Alias of Int.shiftLeft_natCast.

@[deprecated Int.shiftRight_natCast (since := "2025-03-10")]

theorem Int.shiftRight_coe_nat (m n : ℕ) : ↑m >>> ↑n = ↑(m >>> n)

Alias of Int.shiftRight_natCast.

@[simp]

theorem Int.shiftLeft_negSucc (m n : ℕ) : negSucc m <<< ↑n = negSucc (Nat.shiftLeft' true m n)

@[simp]

theorem Int.shiftRight_negSucc (m n : ℕ) : negSucc m >>> ↑n = negSucc (m >>> n)

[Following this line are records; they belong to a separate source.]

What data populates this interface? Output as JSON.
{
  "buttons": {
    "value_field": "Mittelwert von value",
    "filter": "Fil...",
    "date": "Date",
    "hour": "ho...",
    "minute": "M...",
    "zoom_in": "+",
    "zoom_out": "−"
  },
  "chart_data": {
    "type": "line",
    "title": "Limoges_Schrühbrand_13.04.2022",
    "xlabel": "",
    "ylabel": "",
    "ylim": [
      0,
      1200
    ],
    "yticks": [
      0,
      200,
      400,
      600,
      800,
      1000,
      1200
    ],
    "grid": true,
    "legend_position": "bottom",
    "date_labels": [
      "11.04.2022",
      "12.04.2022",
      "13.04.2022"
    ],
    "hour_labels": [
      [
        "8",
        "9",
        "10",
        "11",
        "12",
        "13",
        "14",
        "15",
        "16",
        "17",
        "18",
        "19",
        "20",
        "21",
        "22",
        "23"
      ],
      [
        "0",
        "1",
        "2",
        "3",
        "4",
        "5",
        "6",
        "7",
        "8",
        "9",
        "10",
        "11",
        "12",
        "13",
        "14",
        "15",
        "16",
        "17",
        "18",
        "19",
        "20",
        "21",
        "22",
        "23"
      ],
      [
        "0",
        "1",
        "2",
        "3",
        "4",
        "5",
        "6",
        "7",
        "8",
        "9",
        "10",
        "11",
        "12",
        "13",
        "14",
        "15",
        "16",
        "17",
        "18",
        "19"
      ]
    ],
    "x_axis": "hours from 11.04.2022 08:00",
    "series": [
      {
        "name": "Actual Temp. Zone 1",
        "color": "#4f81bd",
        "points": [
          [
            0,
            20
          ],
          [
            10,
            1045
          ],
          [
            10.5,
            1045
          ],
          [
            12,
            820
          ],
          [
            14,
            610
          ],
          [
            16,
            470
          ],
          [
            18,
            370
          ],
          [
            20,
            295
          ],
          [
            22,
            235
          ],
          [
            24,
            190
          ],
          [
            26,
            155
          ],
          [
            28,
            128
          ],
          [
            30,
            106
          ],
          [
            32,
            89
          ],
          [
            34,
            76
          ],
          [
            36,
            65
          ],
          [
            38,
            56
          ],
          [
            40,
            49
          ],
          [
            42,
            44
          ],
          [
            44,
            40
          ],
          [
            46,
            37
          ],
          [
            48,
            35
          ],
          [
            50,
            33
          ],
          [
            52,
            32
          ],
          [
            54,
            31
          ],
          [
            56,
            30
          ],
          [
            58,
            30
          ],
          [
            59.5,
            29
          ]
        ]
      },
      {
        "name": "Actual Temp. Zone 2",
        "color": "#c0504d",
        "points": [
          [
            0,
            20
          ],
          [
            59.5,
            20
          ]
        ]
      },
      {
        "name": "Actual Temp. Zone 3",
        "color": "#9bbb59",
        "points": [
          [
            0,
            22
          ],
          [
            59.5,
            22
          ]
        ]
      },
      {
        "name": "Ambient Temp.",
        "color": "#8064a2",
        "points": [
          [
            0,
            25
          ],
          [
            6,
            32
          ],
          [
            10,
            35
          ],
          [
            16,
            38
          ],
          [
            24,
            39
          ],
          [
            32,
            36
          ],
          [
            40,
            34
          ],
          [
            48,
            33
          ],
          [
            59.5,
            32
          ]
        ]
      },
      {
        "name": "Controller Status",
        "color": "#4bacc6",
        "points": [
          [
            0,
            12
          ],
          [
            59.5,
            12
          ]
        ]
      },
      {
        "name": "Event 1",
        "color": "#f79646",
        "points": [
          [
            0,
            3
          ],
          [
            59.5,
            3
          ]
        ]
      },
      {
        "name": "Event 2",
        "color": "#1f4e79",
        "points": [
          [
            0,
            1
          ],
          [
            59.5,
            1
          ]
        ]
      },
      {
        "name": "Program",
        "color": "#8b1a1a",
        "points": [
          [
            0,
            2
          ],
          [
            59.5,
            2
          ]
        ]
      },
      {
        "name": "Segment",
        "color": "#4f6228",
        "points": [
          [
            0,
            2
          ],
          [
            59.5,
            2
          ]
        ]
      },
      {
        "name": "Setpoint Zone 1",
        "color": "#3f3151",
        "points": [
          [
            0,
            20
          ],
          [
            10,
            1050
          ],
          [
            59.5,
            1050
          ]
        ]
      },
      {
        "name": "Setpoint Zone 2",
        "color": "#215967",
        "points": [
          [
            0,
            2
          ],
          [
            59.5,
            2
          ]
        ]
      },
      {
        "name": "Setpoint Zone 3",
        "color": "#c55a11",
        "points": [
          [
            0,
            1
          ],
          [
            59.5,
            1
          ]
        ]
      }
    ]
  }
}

theorem Int.shiftRight_add' (m : ℤ) (n k : ℕ) : m >>> (↑n + ↑k) = m >>> ↑n >>> ↑k

Compare with Int.shiftRight_add, which doesn't have the coercions ℕ → ℤ.

bitwise ops

theorem Int.shiftLeft_add (m : ℤ) (n : ℕ) (k : ℤ) : m <<< (↑n + k) = m <<< ↑n <<< k

theorem Int.shiftLeft_sub (m : ℤ) (n : ℕ) (k : ℤ) : m <<< (↑n - k) = m <<< ↑n >>> k

theorem Int.shiftLeft_eq_mul_pow (m : ℤ) (n : ℕ) : m <<< ↑n = m * ↑(2 ^ n)

theorem Int.one_shiftLeft (n : ℕ) : 1 <<< ↑n = ↑(2 ^ n)

@[simp]

theorem Int.zero_shiftLeft (n : ℤ) : 0 <<< n = 0

@[simp]

theorem Int.zero_shiftRight' (n : ℤ) : 0 >>> n = 0

Compare with Int.zero_shiftRight, which has n : ℕ.